In another company I worked with, regional managers initially didn’t talk to each other. Since competitors applied similar strategies across regions, there were a lot of missed opportunities. The competitive insights group asked the regional managers to provide information about their main competitors and shared with them information they received from others. When the first reports started trickling in, the managers realized that when a competitor lowered prices in one country, they might lower prices in their regions. The company started small and then created a virtuous feedback loop: “If you want more information, give us more information.” Once you start providing information that helps people do their job better, they will want more of it.
Emma Gibbs: Do you find that companies tend to prioritize customer insights over competitive insights? Are there techniques used for customer research that could be applied to generating competitive insights?

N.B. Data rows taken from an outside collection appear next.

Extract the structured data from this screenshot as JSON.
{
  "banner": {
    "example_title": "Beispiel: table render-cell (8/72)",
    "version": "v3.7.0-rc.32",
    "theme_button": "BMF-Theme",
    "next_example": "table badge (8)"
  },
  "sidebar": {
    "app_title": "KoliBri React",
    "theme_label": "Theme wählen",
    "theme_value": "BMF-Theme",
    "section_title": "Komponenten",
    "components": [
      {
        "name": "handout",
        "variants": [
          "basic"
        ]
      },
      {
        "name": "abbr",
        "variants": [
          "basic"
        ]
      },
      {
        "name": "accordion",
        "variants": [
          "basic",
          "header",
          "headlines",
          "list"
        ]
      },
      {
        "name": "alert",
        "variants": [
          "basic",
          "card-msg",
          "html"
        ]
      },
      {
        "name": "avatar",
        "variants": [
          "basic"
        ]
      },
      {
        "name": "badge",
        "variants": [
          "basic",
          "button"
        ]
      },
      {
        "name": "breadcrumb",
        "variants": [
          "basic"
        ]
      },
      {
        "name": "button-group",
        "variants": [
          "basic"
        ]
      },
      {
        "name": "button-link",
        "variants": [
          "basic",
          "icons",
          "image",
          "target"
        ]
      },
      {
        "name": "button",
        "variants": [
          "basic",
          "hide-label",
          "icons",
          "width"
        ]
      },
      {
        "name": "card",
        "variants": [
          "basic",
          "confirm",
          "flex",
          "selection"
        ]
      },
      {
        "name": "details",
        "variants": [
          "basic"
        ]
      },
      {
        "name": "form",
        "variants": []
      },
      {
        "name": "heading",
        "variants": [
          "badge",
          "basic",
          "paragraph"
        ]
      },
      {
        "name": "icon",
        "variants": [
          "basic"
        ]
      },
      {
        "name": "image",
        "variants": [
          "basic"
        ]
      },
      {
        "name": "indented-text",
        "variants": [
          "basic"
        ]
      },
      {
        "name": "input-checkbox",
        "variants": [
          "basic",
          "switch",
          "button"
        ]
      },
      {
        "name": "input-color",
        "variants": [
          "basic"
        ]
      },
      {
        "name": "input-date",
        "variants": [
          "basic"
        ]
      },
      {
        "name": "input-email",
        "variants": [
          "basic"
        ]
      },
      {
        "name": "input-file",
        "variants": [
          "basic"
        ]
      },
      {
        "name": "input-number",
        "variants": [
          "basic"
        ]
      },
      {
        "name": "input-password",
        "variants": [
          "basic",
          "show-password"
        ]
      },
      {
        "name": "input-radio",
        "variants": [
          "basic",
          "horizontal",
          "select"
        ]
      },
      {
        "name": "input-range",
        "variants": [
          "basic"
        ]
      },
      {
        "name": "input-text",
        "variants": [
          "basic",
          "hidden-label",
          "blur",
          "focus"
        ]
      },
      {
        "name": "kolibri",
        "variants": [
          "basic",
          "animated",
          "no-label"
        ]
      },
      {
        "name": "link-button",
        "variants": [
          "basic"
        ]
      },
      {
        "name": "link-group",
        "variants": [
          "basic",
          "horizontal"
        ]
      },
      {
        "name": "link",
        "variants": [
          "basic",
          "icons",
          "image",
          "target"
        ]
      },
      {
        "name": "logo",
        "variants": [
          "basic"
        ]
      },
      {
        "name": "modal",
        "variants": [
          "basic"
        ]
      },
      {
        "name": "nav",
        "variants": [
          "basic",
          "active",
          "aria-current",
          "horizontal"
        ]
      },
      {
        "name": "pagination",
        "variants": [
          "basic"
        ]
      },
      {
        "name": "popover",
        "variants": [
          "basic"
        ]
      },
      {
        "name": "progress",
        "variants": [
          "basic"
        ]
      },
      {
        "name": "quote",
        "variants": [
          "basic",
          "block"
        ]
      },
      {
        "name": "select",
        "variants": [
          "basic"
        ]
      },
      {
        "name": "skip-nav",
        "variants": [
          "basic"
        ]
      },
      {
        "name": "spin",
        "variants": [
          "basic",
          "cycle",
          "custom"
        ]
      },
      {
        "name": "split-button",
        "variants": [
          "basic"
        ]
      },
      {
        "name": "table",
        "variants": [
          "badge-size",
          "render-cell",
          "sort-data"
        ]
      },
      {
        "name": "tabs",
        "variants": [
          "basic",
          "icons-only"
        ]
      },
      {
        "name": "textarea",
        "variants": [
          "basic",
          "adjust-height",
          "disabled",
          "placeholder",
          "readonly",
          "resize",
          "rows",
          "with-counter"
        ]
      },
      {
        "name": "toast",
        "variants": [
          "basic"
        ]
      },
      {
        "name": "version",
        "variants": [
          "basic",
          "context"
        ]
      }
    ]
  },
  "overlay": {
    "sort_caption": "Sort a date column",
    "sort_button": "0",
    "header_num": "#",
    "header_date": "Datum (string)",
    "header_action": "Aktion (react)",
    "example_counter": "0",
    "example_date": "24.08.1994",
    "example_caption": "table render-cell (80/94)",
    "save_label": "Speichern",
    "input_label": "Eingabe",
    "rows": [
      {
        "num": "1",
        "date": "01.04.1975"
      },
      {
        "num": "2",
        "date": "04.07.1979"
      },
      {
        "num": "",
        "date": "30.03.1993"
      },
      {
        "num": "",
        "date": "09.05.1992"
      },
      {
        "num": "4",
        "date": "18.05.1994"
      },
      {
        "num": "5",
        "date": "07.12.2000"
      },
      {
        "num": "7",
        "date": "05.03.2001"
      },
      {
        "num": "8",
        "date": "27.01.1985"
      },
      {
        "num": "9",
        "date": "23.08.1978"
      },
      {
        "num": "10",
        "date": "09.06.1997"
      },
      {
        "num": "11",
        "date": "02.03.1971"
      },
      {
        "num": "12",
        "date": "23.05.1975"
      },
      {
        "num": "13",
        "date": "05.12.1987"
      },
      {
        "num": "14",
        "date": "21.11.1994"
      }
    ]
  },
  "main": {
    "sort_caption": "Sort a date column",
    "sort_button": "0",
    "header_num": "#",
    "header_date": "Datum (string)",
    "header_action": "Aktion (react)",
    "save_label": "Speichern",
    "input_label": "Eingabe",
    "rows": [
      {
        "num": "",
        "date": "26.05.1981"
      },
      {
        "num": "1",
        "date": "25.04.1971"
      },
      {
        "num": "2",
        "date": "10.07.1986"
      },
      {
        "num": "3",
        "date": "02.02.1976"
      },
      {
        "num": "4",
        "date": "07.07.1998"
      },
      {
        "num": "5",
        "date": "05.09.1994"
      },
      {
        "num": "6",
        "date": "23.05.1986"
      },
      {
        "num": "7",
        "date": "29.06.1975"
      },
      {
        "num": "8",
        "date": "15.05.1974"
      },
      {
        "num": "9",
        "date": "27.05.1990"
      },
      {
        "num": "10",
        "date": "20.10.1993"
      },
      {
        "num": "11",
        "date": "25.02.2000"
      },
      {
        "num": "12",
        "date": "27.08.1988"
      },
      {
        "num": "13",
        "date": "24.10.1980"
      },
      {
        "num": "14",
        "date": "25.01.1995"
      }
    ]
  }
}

John Horn: I think companies do a better job of understanding customers than competitors. I have led strategy workshops where we asked the client what makes the company distinctive, and the participants said things like high quality and customer responsiveness. The CEO said, “All our competitors would say the same thing, so how are we different?” We have to apply those same empathetic techniques to competitors, as well as supply chain partners and ecosystem stakeholders. For example, why are regulators making the moves they are making? Companies are good at scanning social media to understand how customers are responding to their products, but they don’t apply those techniques to reviewing how customers respond to competitors’ products. What is the competitor’s customer experience score? Are positive or negative responses changing for competitors? That can help you gain insight into what the competitor will do.